One such short-fall is techno-exhaustion or technostress, which is the negative psychological effect of humans’ constant interaction with and overuse of technological devices. There are high levels of techno-exhaustion in the world today, because the shift in reliance on technology as our main source of communication and connection means that we are always holding, using, entertaining and accessing some form of electronic device. This is applicable to our use of phones, tablets, computers, printers and large screens. The need to stay in communication with team members, departments, projects and peers means that you are constantly on voice and video calls to keep the discussion going. This is more visible in the case of business owners and senior executives in large corporations and continental/regional organizations who also have to interact across several time zones.
I would like to focus on a few of the challenges that have been brought up by technostress and the importance of ensuring that they are addressed:
1) Health: Health is wealth; it is a known fact, but we must realize that we need it now more than ever as we battle a global health crisis i.e. the COVID-19 pandemic. Constantly having access to electronic devices means that your eyes are repetitively being positioned in front of bright screens over an extended period of time. This also means that your ears are being exposed to countless hours of headphones, air-pods and speakers, which are not recommended for long periods of time.
2) Concentration and productivity: Concentration is divided and productivity levels have shifted to sway more on the low side for many at the moment. The ability to access the office meant that one was able to have space where they could dedicate a certain amount of time to the required tasks without unnecessary interference from others. Knowing that the people who are with us at the office have more or less similar tasks made it a considerably safe space where our productivity could thrive.
Illustration by Adhiti Bandlamudi for WUNC
3) Lack of Privacy: Having to spend most of the day online whether its team meetings, webinars, planning, strategizing or multi-tasking means that one is not able to have time to themselves. This is quite over-bearing and can lead to high levels of stress.
4) Offline Hours: Having a routine system with fixed working hours helped tremendously in the smooth operations of office environments. It made it clear that the individual will not be available and is not obligated to respond past the designated working hours. It is important to highlight this because for some reason, there are people who now have an understanding that they should be able to access others at any given time because everybody is home. Not only is this invasive of people’s personal time off, it is extremely unhealthy and inconsiderate.

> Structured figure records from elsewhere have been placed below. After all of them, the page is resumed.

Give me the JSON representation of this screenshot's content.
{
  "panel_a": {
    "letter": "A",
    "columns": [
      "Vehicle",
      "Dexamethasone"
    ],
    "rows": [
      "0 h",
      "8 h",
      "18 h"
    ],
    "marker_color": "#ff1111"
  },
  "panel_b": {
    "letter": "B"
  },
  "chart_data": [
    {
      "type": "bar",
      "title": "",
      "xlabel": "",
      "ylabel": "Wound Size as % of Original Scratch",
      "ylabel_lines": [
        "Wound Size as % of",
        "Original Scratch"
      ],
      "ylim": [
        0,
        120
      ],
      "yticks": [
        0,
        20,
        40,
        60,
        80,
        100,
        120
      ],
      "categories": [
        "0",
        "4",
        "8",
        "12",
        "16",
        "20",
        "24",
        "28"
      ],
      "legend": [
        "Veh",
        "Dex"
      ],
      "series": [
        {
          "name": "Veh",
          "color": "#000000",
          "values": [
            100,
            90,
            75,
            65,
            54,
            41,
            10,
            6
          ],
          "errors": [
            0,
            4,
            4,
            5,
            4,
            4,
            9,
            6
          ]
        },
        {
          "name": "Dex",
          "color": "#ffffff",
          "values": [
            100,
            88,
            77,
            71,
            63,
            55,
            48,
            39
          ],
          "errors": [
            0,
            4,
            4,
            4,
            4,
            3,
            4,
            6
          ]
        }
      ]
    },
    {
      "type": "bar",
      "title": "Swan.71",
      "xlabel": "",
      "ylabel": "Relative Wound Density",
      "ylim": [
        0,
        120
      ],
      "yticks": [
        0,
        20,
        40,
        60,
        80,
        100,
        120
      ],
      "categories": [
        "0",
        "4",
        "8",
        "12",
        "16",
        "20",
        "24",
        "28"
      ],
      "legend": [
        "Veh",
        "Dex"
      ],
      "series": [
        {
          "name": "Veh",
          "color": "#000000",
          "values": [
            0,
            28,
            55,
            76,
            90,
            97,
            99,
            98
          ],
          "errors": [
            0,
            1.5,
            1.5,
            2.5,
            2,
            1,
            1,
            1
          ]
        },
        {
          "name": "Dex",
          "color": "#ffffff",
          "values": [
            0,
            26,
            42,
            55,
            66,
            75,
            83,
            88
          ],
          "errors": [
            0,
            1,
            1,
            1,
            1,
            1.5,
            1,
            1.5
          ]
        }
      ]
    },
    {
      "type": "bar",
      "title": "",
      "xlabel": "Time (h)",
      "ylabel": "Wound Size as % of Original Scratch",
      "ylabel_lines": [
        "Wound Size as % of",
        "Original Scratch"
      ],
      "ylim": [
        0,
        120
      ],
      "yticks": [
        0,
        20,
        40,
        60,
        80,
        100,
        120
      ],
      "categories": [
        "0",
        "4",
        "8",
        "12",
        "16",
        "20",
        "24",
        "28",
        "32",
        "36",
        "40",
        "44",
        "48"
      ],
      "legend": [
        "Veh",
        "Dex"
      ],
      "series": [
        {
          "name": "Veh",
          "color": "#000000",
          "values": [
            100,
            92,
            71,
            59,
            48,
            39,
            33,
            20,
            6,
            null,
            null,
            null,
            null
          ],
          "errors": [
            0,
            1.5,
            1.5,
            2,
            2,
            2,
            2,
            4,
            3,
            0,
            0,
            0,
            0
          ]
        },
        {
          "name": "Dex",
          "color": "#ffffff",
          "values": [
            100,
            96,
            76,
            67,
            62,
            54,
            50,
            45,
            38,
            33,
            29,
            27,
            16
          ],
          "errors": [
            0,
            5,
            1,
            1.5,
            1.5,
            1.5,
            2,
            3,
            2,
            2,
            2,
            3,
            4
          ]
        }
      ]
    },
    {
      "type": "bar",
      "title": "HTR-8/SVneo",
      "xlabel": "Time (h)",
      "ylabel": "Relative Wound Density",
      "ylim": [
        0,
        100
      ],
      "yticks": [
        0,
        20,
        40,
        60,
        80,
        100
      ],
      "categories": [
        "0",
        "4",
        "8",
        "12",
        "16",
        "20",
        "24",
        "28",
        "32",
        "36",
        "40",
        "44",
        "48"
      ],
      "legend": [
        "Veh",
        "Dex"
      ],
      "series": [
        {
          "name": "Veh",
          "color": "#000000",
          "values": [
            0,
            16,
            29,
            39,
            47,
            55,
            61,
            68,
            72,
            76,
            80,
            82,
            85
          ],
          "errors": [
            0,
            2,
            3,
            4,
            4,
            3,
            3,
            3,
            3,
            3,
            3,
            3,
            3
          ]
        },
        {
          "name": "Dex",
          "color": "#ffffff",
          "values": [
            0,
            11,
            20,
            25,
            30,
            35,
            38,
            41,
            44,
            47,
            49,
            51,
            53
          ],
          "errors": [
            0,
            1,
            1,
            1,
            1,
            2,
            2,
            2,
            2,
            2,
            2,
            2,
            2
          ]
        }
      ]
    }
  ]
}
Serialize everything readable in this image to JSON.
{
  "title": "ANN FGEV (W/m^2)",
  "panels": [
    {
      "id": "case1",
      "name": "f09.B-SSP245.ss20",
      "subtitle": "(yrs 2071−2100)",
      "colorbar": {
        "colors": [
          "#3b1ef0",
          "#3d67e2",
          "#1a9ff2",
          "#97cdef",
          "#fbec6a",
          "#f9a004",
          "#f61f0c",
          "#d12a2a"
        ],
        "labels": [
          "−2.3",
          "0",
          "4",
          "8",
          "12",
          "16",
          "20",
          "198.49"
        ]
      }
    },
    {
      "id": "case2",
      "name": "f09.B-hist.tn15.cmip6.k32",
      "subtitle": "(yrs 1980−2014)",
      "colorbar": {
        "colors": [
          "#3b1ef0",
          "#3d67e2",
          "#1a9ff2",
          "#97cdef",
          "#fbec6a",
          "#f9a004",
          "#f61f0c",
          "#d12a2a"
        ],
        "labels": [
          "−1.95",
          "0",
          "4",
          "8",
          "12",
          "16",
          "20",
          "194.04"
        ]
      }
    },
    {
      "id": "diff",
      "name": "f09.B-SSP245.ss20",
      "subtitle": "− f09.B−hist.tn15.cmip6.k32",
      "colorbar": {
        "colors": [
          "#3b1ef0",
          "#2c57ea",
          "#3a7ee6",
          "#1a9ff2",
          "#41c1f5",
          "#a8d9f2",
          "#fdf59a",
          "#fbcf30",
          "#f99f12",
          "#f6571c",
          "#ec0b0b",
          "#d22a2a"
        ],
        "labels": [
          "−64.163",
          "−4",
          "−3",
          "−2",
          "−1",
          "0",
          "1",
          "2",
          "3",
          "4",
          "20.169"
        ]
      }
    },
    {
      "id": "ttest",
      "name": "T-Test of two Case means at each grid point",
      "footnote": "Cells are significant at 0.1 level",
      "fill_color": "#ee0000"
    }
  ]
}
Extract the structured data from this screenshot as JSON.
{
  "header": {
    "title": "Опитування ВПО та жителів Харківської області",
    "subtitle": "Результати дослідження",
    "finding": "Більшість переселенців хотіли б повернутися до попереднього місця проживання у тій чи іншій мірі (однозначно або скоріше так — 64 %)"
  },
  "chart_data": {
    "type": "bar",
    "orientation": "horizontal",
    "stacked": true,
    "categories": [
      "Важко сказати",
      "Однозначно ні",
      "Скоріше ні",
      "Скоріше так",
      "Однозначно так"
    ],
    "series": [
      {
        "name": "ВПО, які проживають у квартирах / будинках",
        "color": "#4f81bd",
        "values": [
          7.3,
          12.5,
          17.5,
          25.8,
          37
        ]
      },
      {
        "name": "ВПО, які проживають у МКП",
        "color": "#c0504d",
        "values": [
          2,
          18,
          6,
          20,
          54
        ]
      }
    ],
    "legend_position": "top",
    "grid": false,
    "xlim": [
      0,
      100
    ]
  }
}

5) Boundaries: Boundaries have been blurred because most people are working from home, it feels like there are no longer any boundaries. Colleagues, friends and strangers are able to see your home (even if through a screen), and personal and private spaces where your family and children are. In normal circumstances, spaces like this are kept private and revealing them was a voluntary choice
It is important that we remain aware and reflect within ourselves to understand how our bodies work and how far we can stretch them without causing any kind of damage (mentally, emotionally and physically). This is important to us as individuals, but it also requires leaders, employers, colleagues and others to understand the pressure of wanting to stay on top of our jobs and deliver great results, while simultaneously going through a very difficult & disruptive global pandemic. I believe that regardless of the situation with COVID-19 and how it pans out, we must investigate and re-shape working environments to ensure exemplary levels of productivity and deliverables, while simultaneously protecting the mental and physical health of the employees.
Technology has transformed way beyond our imagination. These days, there is an application for everything and simpler ways to do things, but we must also acknowledge that our uncontrolled and undisciplined attachment to our electronics has some negative impacts. To anyone feeling techno-stressed, I recommend you focus on prioritizing and strategizing your time and energy. This includes finding ways to optimize tasks, setting realistic and smart workloads & deadlines, and learning how to say yes/no appropriately. The work will still continue when you are out sick or if you take time off, so take care of yourself. Techno-exhaustion is real and although we cannot entirely eliminate it, it’s important that we learn how to adapt and be realistic about the state of the world.